636.ずりずりー

「ぴよよー! これだけ魔力があれば、追えるみたいぴよ! あたしにも、なんとなくわかるぴよ!」


 ディアと砂コカトリスがぴよっと羽を広げる。


「魔力への感受性が高いのかな……?」

「ぴよ。砂漠で生きてきたから、わかるらしーぴよね」


 ディアが補足してくれる。砂コカトリスはドヤ顔だな。


 普通のコカトリスはそこまで魔力に敏感ではなかったと思うが、長年住んでいるだけに特別なのかもしれない。


「ぴよよ……!」(ご飯の恩義を返すとき……!)

「さすが砂ぴよちゃんです……!」


 よし、これで地中の魔力を追うこともできる。

 俺が見渡すとステラとヴィクター兄さんが頷いた。


「砂嵐の対処と魔力の追跡、どちらも今ならできると思います」

「確かにな。砂コカトリスが教えてくれるなら光明はある」


 ナナが羽をぴこぴこさせる。


「コカトリスを信頼してるんだね」

「コカトリスは万能だからな」


 ぴこぴこ。うむ、答えに迷いがないな。


「わふ。すごく乗り気なんだぞ。さすがコカ博士なんだぞ」

「ウゴ、そうしたらまた分かれる?」


 ステラとヴィクター兄さんが頷いた。


「ですね……。砂嵐を撃退する班と地中を探索する班。それに分かれるのが上策かと」

「そうだな、そうしようか。
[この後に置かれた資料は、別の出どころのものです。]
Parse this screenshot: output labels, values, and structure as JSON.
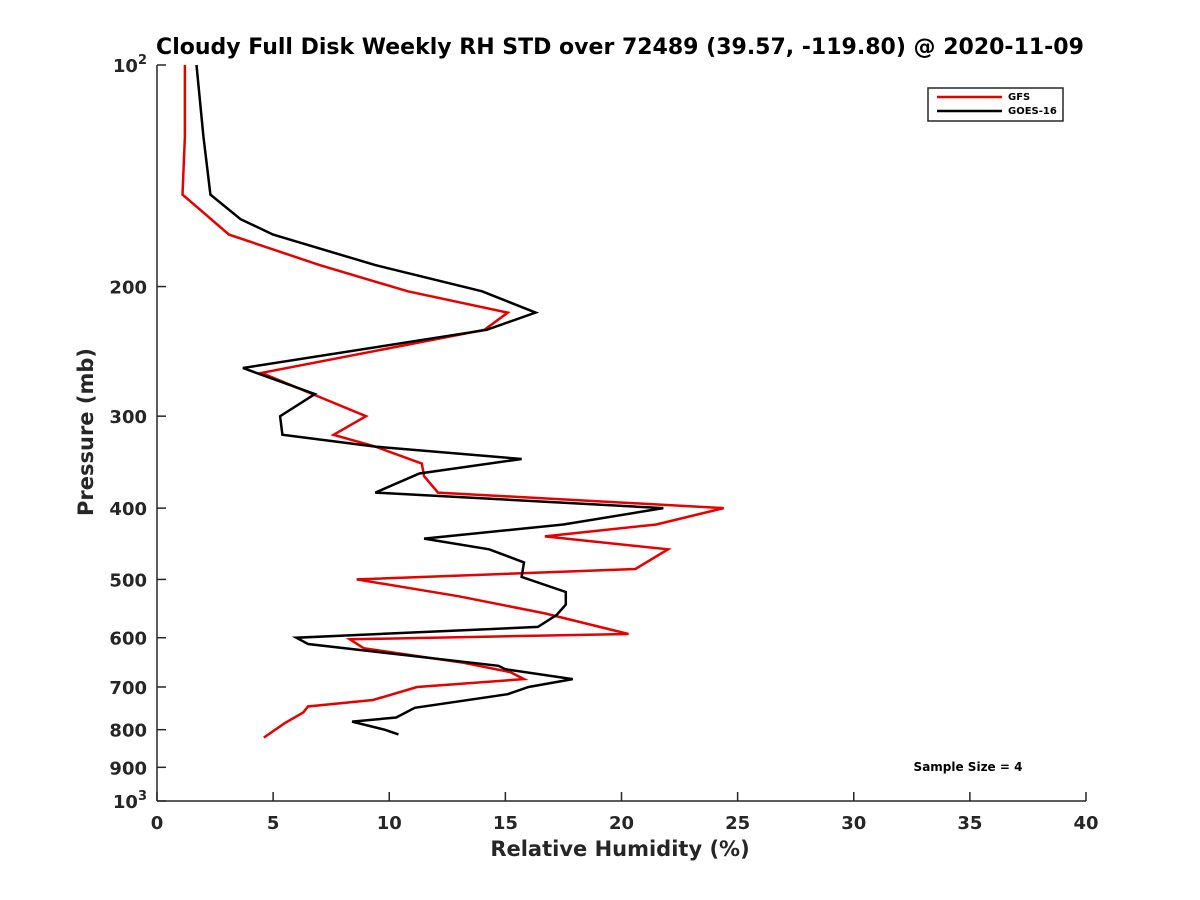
{
  "chart_data": {
    "type": "line",
    "title": "Cloudy Full Disk Weekly RH STD over 72489 (39.57, -119.80) @ 2020-11-09",
    "xlabel": "Relative Humidity (%)",
    "ylabel": "Pressure (mb)",
    "xlim": [
      0,
      40
    ],
    "ylim": [
      100,
      1000
    ],
    "y_scale": "log",
    "y_reversed": true,
    "xticks": [
      0,
      5,
      10,
      15,
      20,
      25,
      30,
      35,
      40
    ],
    "yticks": [
      {
        "value": 100,
        "base": "10",
        "exp": "2"
      },
      {
        "value": 200,
        "label": "200"
      },
      {
        "value": 300,
        "label": "300"
      },
      {
        "value": 400,
        "label": "400"
      },
      {
        "value": 500,
        "label": "500"
      },
      {
        "value": 600,
        "label": "600"
      },
      {
        "value": 700,
        "label": "700"
      },
      {
        "value": 800,
        "label": "800"
      },
      {
        "value": 900,
        "label": "900"
      },
      {
        "value": 1000,
        "base": "10",
        "exp": "3"
      }
    ],
    "grid": false,
    "legend_position": "top-right",
    "annotation": "Sample Size = 4",
    "series": [
      {
        "name": "GFS",
        "color": "#e60000",
        "points": [
          [
            1.2,
            100
          ],
          [
            1.2,
            125
          ],
          [
            1.1,
            150
          ],
          [
            3.1,
            170
          ],
          [
            7.0,
            187
          ],
          [
            10.8,
            203
          ],
          [
            15.1,
            217
          ],
          [
            14.1,
            229
          ],
          [
            4.5,
            262
          ],
          [
            6.7,
            280
          ],
          [
            9.0,
            300
          ],
          [
            7.6,
            318
          ],
          [
            9.4,
            330
          ],
          [
            11.4,
            348
          ],
          [
            11.5,
            362
          ],
          [
            12.1,
            381
          ],
          [
            24.4,
            400
          ],
          [
            21.5,
            421
          ],
          [
            16.7,
            437
          ],
          [
            22.0,
            455
          ],
          [
            20.6,
            484
          ],
          [
            8.6,
            500
          ],
          [
            13.0,
            527
          ],
          [
            16.7,
            556
          ],
          [
            20.3,
            593
          ],
          [
            8.3,
            603
          ],
          [
            8.9,
            620
          ],
          [
            13.2,
            649
          ],
          [
            15.2,
            668
          ],
          [
            15.8,
            683
          ],
          [
            11.2,
            700
          ],
          [
            9.3,
            729
          ],
          [
            6.5,
            744
          ],
          [
            6.3,
            758
          ],
          [
            5.5,
            784
          ],
          [
            4.6,
            820
          ]
        ]
      },
      {
        "name": "GOES-16",
        "color": "#000000",
        "points": [
          [
            1.7,
            100
          ],
          [
            2.0,
            125
          ],
          [
            2.3,
            150
          ],
          [
            3.6,
            162
          ],
          [
            5.0,
            170
          ],
          [
            9.4,
            187
          ],
          [
            14.0,
            203
          ],
          [
            16.3,
            217
          ],
          [
            14.2,
            229
          ],
          [
            3.7,
            258
          ],
          [
            6.8,
            280
          ],
          [
            5.3,
            300
          ],
          [
            5.4,
            318
          ],
          [
            9.4,
            330
          ],
          [
            15.7,
            343
          ],
          [
            11.3,
            359
          ],
          [
            9.4,
            381
          ],
          [
            21.8,
            400
          ],
          [
            17.5,
            421
          ],
          [
            11.5,
            440
          ],
          [
            14.3,
            455
          ],
          [
            15.8,
            474
          ],
          [
            15.7,
            496
          ],
          [
            17.6,
            520
          ],
          [
            17.6,
            541
          ],
          [
            17.2,
            559
          ],
          [
            16.4,
            580
          ],
          [
            6.0,
            600
          ],
          [
            6.5,
            612
          ],
          [
            14.7,
            655
          ],
          [
            15.0,
            662
          ],
          [
            17.9,
            683
          ],
          [
            16.0,
            700
          ],
          [
            15.1,
            716
          ],
          [
            11.1,
            747
          ],
          [
            10.3,
            770
          ],
          [
            8.4,
            780
          ],
          [
            9.8,
            800
          ],
          [
            10.4,
            812
          ]
        ]
      }
    ]
  }
}
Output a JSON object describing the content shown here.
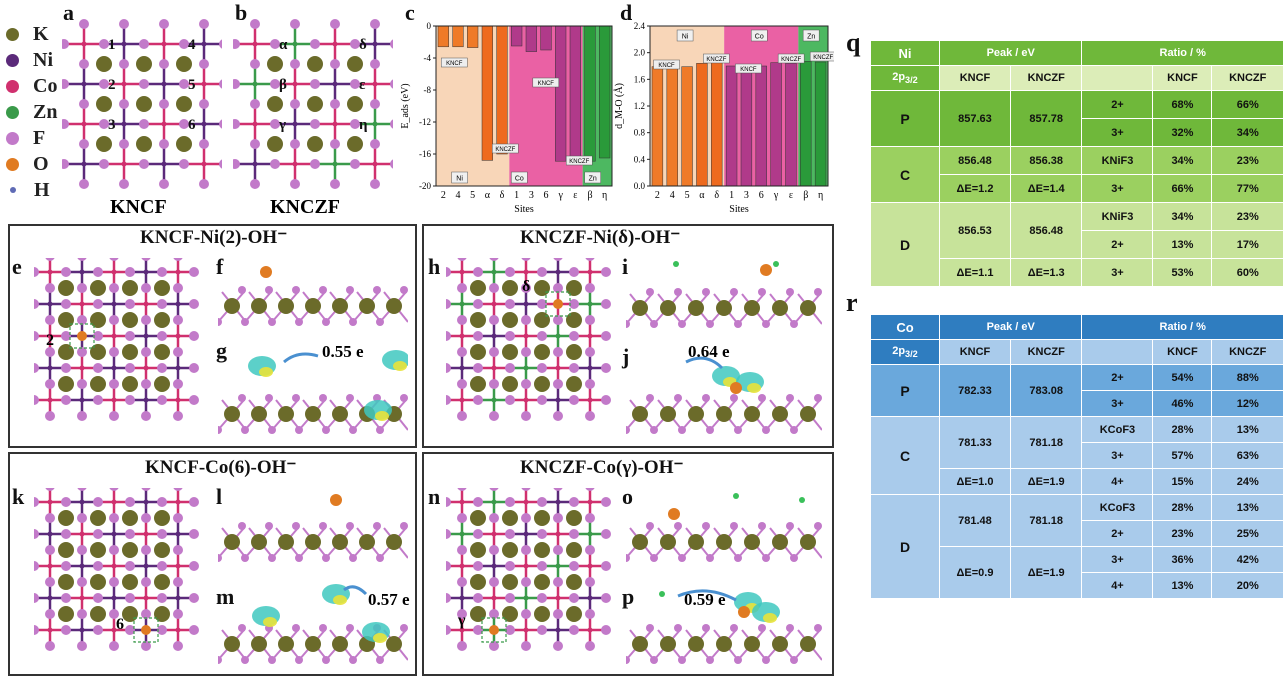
{
  "legend": [
    {
      "label": "K",
      "color": "#6b6b2a"
    },
    {
      "label": "Ni",
      "color": "#5b2a7a"
    },
    {
      "label": "Co",
      "color": "#d0306e"
    },
    {
      "label": "Zn",
      "color": "#3a9a4a"
    },
    {
      "label": "F",
      "color": "#c27ac9"
    },
    {
      "label": "O",
      "color": "#e07b22"
    },
    {
      "label": "H",
      "color": "#5f6bb5"
    }
  ],
  "panel_a": {
    "letter": "a",
    "name": "KNCF",
    "sites": [
      "1",
      "2",
      "3",
      "4",
      "5",
      "6"
    ]
  },
  "panel_b": {
    "letter": "b",
    "name": "KNCZF",
    "sites": [
      "α",
      "β",
      "γ",
      "δ",
      "ε",
      "η"
    ]
  },
  "panel_c": {
    "letter": "c",
    "chart_data": {
      "type": "bar",
      "ylabel": "E_ads (eV)",
      "xlabel": "Sites",
      "ylim": [
        -20,
        0
      ],
      "yticks": [
        "0",
        "-4",
        "-8",
        "-12",
        "-16",
        "-20"
      ],
      "categories": [
        "2",
        "4",
        "5",
        "α",
        "δ",
        "1",
        "3",
        "6",
        "γ",
        "ε",
        "β",
        "η"
      ],
      "values": [
        -2.6,
        -2.6,
        -2.7,
        -16.8,
        -16.0,
        -2.5,
        -3.2,
        -3.0,
        -16.9,
        -16.6,
        -16.9,
        -16.5
      ],
      "region_labels": [
        "Ni",
        "Co",
        "Zn"
      ],
      "tags": [
        "KNCF",
        "KNCZF",
        "KNCF",
        "KNCZF"
      ]
    }
  },
  "panel_d": {
    "letter": "d",
    "chart_data": {
      "type": "bar",
      "ylabel": "d_M-O (Å)",
      "xlabel": "Sites",
      "ylim": [
        0,
        2.4
      ],
      "yticks": [
        "2.4",
        "2.0",
        "1.6",
        "1.2",
        "0.8",
        "0.4",
        "0.0"
      ],
      "categories": [
        "2",
        "4",
        "5",
        "α",
        "δ",
        "1",
        "3",
        "6",
        "γ",
        "ε",
        "β",
        "η"
      ],
      "values": [
        1.79,
        1.79,
        1.79,
        1.84,
        1.88,
        1.8,
        1.8,
        1.8,
        1.85,
        1.84,
        1.87,
        1.86
      ],
      "region_labels": [
        "Ni",
        "Co",
        "Zn"
      ],
      "tags": [
        "KNCF",
        "KNCZF",
        "KNCF",
        "KNCZF",
        "KNCZF"
      ]
    }
  },
  "titles": {
    "e": "KNCF-Ni(2)-OH⁻",
    "h": "KNCZF-Ni(δ)-OH⁻",
    "k": "KNCF-Co(6)-OH⁻",
    "n": "KNCZF-Co(γ)-OH⁻"
  },
  "letters": {
    "e": "e",
    "f": "f",
    "g": "g",
    "h": "h",
    "i": "i",
    "j": "j",
    "k": "k",
    "l": "l",
    "m": "m",
    "n": "n",
    "o": "o",
    "p": "p",
    "q": "q",
    "r": "r"
  },
  "site_marks": {
    "e": "2",
    "h": "δ",
    "k": "6",
    "n": "γ"
  },
  "charge": {
    "g": "0.55 e",
    "j": "0.64 e",
    "m": "0.57 e",
    "p": "0.59 e"
  },
  "table_q": {
    "element": "Ni",
    "orbital": "2p3/2",
    "peak_header": "Peak / eV",
    "ratio_header": "Ratio / %",
    "sub": [
      "KNCF",
      "KNCZF",
      "KNCF",
      "KNCZF"
    ],
    "rows": [
      {
        "g": "P",
        "k1": "857.63",
        "k2": "857.78",
        "state": "2+",
        "r1": "68%",
        "r2": "66%"
      },
      {
        "g": "",
        "k1": "",
        "k2": "",
        "state": "3+",
        "r1": "32%",
        "r2": "34%"
      },
      {
        "g": "C",
        "k1": "856.48",
        "k2": "856.38",
        "state": "KNiF3",
        "r1": "34%",
        "r2": "23%"
      },
      {
        "g": "",
        "k1": "ΔE=1.2",
        "k2": "ΔE=1.4",
        "state": "3+",
        "r1": "66%",
        "r2": "77%"
      },
      {
        "g": "D",
        "k1": "856.53",
        "k2": "856.48",
        "state": "KNiF3",
        "r1": "34%",
        "r2": "23%"
      },
      {
        "g": "",
        "k1": "",
        "k2": "",
        "state": "2+",
        "r1": "13%",
        "r2": "17%"
      },
      {
        "g": "",
        "k1": "ΔE=1.1",
        "k2": "ΔE=1.3",
        "state": "3+",
        "r1": "53%",
        "r2": "60%"
      }
    ]
  },
  "table_r": {
    "element": "Co",
    "orbital": "2p3/2",
    "peak_header": "Peak / eV",
    "ratio_header": "Ratio / %",
    "sub": [
      "KNCF",
      "KNCZF",
      "KNCF",
      "KNCZF"
    ],
    "rows": [
      {
        "state": "2+",
        "r1": "54%",
        "r2": "88%"
      },
      {
        "state": "3+",
        "r1": "46%",
        "r2": "12%"
      },
      {
        "state": "KCoF3",
        "r1": "28%",
        "r2": "13%"
      },
      {
        "state": "3+",
        "r1": "57%",
        "r2": "63%"
      },
      {
        "state": "4+",
        "r1": "15%",
        "r2": "24%"
      },
      {
        "state": "KCoF3",
        "r1": "28%",
        "r2": "13%"
      },
      {
        "state": "2+",
        "r1": "23%",
        "r2": "25%"
      },
      {
        "state": "3+",
        "r1": "36%",
        "r2": "42%"
      },
      {
        "state": "4+",
        "r1": "13%",
        "r2": "20%"
      }
    ],
    "groups": [
      "P",
      "C",
      "D"
    ],
    "peaks": [
      {
        "k1": "782.33",
        "k2": "783.08"
      },
      {
        "k1": "781.33",
        "k2": "781.18"
      },
      {
        "k1": "ΔE=1.0",
        "k2": "ΔE=1.9"
      },
      {
        "k1": "781.48",
        "k2": "781.18"
      },
      {
        "k1": "ΔE=0.9",
        "k2": "ΔE=1.9"
      }
    ]
  }
}
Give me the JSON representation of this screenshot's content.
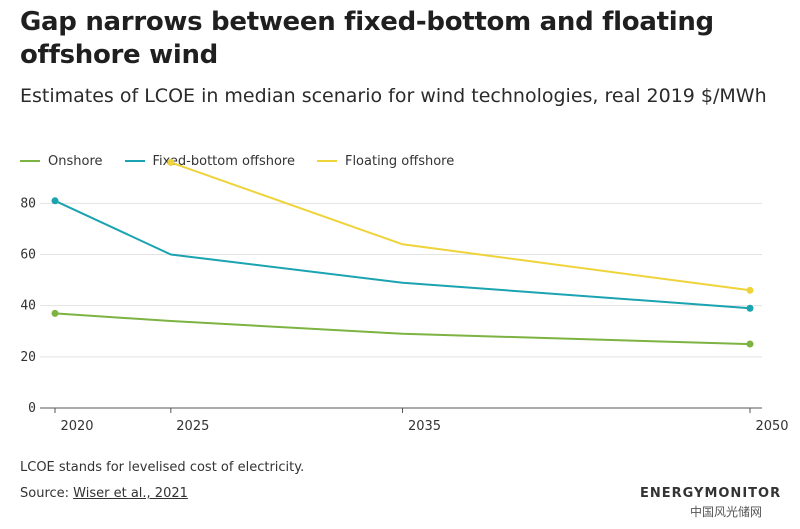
{
  "header": {
    "title": "Gap narrows between fixed-bottom and floating offshore wind",
    "subtitle": "Estimates of LCOE in median scenario for wind technologies, real 2019 $/MWh"
  },
  "footer": {
    "note": "LCOE stands for levelised cost of electricity.",
    "source_prefix": "Source: ",
    "source_link": "Wiser et al., 2021",
    "brand": "ENERGYMONITOR",
    "watermark": "中国风光储网"
  },
  "chart_data": {
    "type": "line",
    "title": "Gap narrows between fixed-bottom and floating offshore wind",
    "subtitle": "Estimates of LCOE in median scenario for wind technologies, real 2019 $/MWh",
    "xlim": [
      2020,
      2050
    ],
    "ylim": [
      0,
      95
    ],
    "x_ticks": [
      2020,
      2025,
      2035,
      2050
    ],
    "y_ticks": [
      0,
      20,
      40,
      60,
      80
    ],
    "grid": true,
    "legend_position": "top-left",
    "series": [
      {
        "name": "Onshore",
        "color": "#7cb342",
        "points": [
          {
            "x": 2020,
            "y": 37
          },
          {
            "x": 2025,
            "y": 34
          },
          {
            "x": 2035,
            "y": 29
          },
          {
            "x": 2050,
            "y": 25
          }
        ]
      },
      {
        "name": "Fixed-bottom offshore",
        "color": "#1aa3b0",
        "points": [
          {
            "x": 2020,
            "y": 81
          },
          {
            "x": 2025,
            "y": 60
          },
          {
            "x": 2035,
            "y": 49
          },
          {
            "x": 2050,
            "y": 39
          }
        ]
      },
      {
        "name": "Floating offshore",
        "color": "#efd33a",
        "points": [
          {
            "x": 2025,
            "y": 96
          },
          {
            "x": 2035,
            "y": 64
          },
          {
            "x": 2050,
            "y": 46
          }
        ]
      }
    ]
  }
}
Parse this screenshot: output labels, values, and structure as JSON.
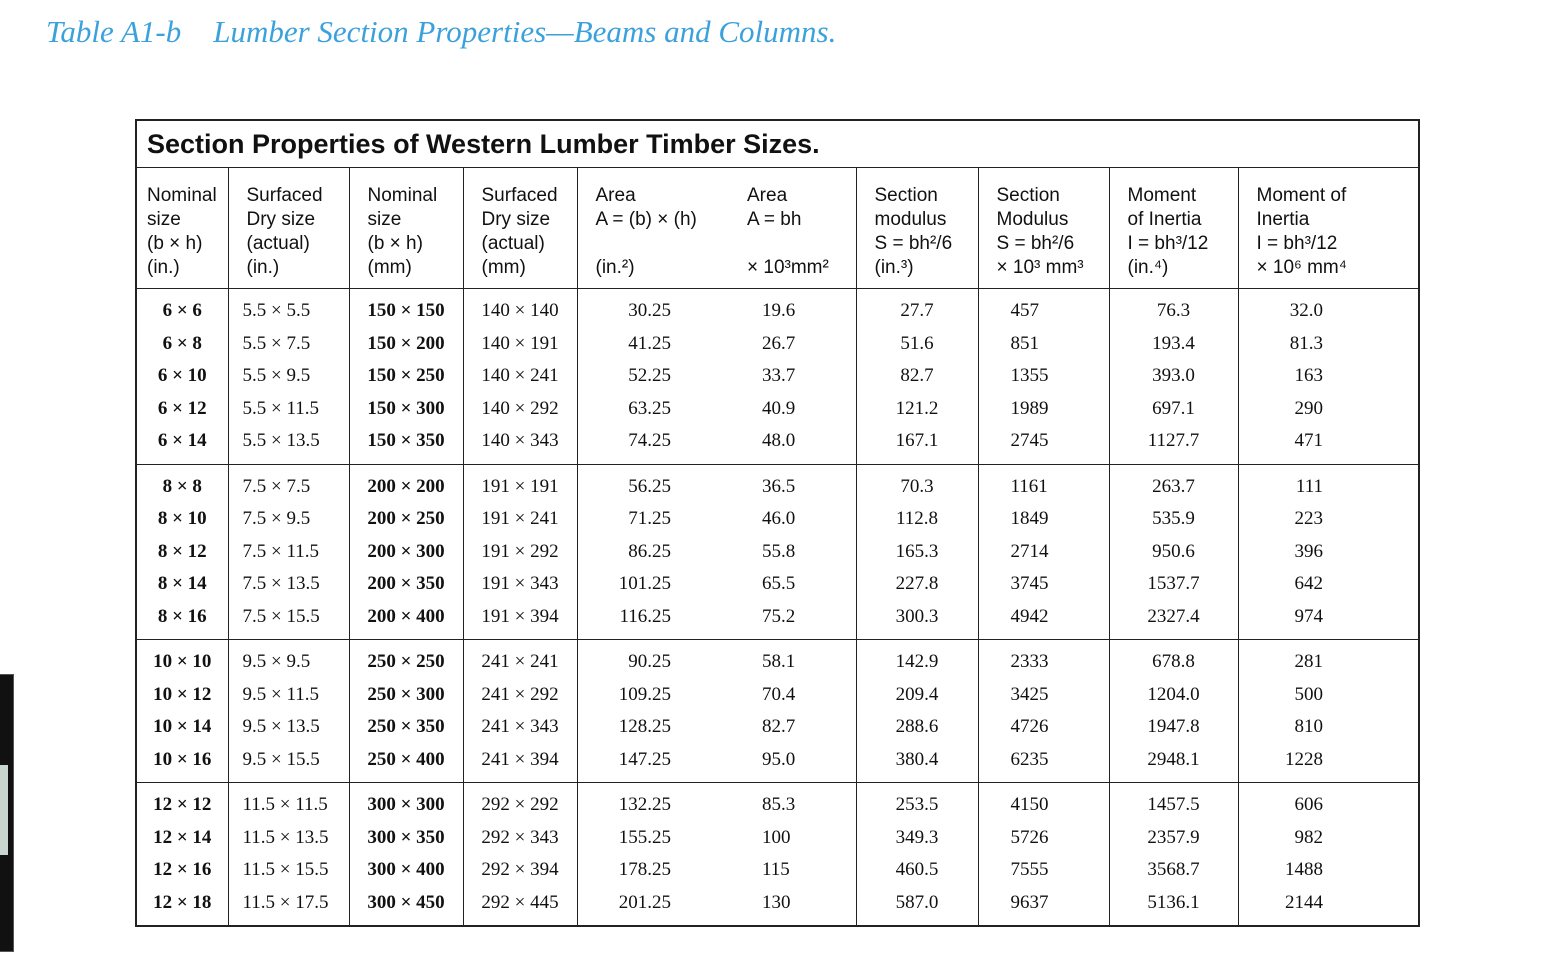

班分けは――」


 ステラ、ナナ、ヴィクター兄さん、ウッドが砂嵐の撃退班。

 俺とレイア、ディアとマルコシアス、砂コカトリスが地下の探索班に決まった。


 俺が探索班なのは植物魔法で地下を掘ることも可能だからだな。巨大な木の根を生やしたり、枯らしたりすることで空洞を作れる。


 レイアは……まぁ、ディアとマルコシアスを守る係だ。俺が魔法を使っている間はどうしても意識が分散する。


「よし――それじゃ分かれて行動だ!」


 ◇


「ぴよ、ぴよ……」(こっちー、どっちー……)


 砂コカトリスは腹ばいになりながら、ずりずりと砂の上を移動していた。


 今は塔の外周部をゆっくり回っている。


「ぴよ。大地を感じながら進んでるぴよ」

「ほふく前進なんだぞ」

「実に可愛らしいですねっ!」


 ディアとマルコシアスを抱えているレイアが砂コカトリスの頭を撫でる。


「ぴよよ……!」(こっちだ……!)


 砂コカトリスがキリッとしながらずりずり進む。


「……ぴよ?」(……あれ?)

「大丈夫ぴよか」

「ぴよっぴ! ぴよ!」(たまに魔力が途切れる! でも大丈夫!)


 そんな感じで進んでいるな。


 ……ちょっと不安になってきた。

 しかし他に頼る方法もないからな。仕方ないのだ。